Dispatches from the Field, Palmerwood Great Hunt 2021, Day Whatever It Is Because He Stopped Counting:
"Messire Mopps inadvertently set in motion a chain of events which could have been disastrous. He attempted to cuddle a Woolly Rhinoceros (his excuse being, 'I miss my cats'), and naturally, the thing flipped him onto its back and went berserk, trampling poor Rupert Murdoch.
"Two members of the Hunt sprang into quick action: Messire Hoberman grabbed it by the horn and was spun around like a rag doll. Not sure what he was attempting to do, but good God's urge, it sure looked heroic.
"Messire Whipple grabbed an AK-47 and attempted to perforate the damned rhino.

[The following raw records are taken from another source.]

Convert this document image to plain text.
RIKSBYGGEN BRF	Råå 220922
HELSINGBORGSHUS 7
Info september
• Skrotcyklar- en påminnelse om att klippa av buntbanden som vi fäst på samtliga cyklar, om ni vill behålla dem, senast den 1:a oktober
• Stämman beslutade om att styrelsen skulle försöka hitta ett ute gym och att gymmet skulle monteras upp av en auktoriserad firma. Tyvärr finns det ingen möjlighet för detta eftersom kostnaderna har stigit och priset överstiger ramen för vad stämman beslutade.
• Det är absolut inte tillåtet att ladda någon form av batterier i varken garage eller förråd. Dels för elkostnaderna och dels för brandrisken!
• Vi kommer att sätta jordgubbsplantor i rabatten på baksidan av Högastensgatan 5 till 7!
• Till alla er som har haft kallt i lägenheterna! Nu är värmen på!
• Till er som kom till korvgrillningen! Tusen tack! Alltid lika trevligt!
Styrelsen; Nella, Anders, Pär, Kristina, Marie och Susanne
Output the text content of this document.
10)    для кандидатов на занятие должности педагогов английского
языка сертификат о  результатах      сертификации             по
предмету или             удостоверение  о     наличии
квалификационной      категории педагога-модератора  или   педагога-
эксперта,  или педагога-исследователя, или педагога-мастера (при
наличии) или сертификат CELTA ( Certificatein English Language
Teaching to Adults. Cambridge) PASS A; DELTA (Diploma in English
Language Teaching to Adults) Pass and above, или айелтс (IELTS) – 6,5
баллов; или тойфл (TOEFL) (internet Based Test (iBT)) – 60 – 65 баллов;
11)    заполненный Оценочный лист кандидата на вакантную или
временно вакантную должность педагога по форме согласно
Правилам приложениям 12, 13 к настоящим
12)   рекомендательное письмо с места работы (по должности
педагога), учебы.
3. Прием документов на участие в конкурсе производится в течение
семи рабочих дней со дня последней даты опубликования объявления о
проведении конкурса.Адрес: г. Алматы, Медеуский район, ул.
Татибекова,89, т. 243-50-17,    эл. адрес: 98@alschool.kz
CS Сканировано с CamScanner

He's a fine mathlete, he ain't no marksman. A hail of bullets sang through the air, narrowly missing everything except a Harpy Eagle, which, unbeknownst to us, had been carrying Crack Security Detail Officer Dailey around for well nigh on to a week now. The thing squawked its last and expired in mid-air, and Dailey went plummeting some 100 feet to the earth, bounced a few times, and then stood up somewhat shakily and announced, 'I'm okay! I'm okay! Just need to walk it off!' The man's a real trouper."
"Well, I think it's no reflection on our party's outdoorsmanship to say that we've encountered a spate of ill-luck.
"We ran into a small flock of Dinornis, more commonly known as 'Terror Birds': an apt description if ever I heard it. One of them attempted to swallow Mr. Mopps. Came mighty close, too. Another decided I was a toothsome morsel, and no doubt I should have been devoured, had it not been for Mr. Hoberman's and Mr. Beaty's spirited defense.
"Meanwhile, Mr. Williams Sr. ‘s attempts to commune with the Arctic Snapping Turtle are not proceeding quite as smoothly as that eminent herpetologist might have wished, and Mr. Mcginnis’s battles with the Northern Chupacabra have presented their own challenges.
"All told... not our finest hour in the Great Outdoors."